Perhaps Gardner has a point, except Penn's fashion photographs of his wife Lisa Fonssagrives were intended to be judged by women, not men. No American male in 1950 would be caught dead reading Vogue. Did Penn wonder if the gender of the viewer would determine how his big nudes were received? The New Yorker's Anthony Lane wrote of the big nudes at the Met show, "The success of the exhibit will be tested and proved by reactions from ordinary female visitors." Lane believes that some women will see Penn's imperfect lumpy women as a relief from Kate Moss perfection while others will only see Penn's photos as just faceless objectification of big naked women. "How about this guy?" Lane wrote. "A woman catches his fancy, he takes her picture, and then he chops her head off."

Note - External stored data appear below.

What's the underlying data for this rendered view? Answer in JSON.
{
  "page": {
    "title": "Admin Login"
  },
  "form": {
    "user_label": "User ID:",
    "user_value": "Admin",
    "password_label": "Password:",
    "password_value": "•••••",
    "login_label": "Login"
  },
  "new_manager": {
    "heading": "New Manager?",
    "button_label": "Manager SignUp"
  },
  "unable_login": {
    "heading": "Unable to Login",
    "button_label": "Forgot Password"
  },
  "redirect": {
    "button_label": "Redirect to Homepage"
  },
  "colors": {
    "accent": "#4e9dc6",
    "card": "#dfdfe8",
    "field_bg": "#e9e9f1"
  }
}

Lane has a point. And he doesn't. In the late '20 and '30s, Imogen Cunningham took dozens of faceless portraits of nudes, photographing both naked male and female torsos. By the time Penn was shooting his big nudes in 1949, "Henry VIII" (a Lane quip) nudes were old modernist hat. Whatever Alfred Stieglitz's problems had been with Penn's nudes, the latter's work resembled the headless torso shots Stieglitz had shot of his lover, Georgia O'Keeffe, years before.
In New York it is possible to compare Penn's headless nudes to a big naked girl with a chin, nose and ears that Penn photographed in '99. The show is called "Dancer" and consists of dozens of nude portraits of the before-mentioned dancer, Alexandra Beller, doing a kind of film noir bump 'n' grind, the photos emphasizing her stretch marks and cellulite. There is nothing generous about Penns vision of Beller. The photos are grotesque.
Back at the Metropolitan, curator Hambourg included a single Penn photo taken in 1947 in the big women exhibit, claiming the shot was the genesis for the 1949-50 series Penn would soon shoot. The image is a dark and grainy view of an obese female torso, and Hambourg shows that it's a dead ringer for the lumpy old Willendorf Venus. There is nothing delicate or sensuous about Penn's 1948 "virgin." It's closer in spirit to Penn's modern fat photos at the Whitney.
One of the reasons the Met's 1949-50 photographs are so beautiful could be chemical. Near the end of her essay, Hambourg describes Penn overexposing the prints, then bleaching the paper with "ferricyanide, potassium permanganate, and sulfuric acid." She writes, "The long process of the print through multiple baths was pleasurable to [Penn] who treasured photography's liquid birth."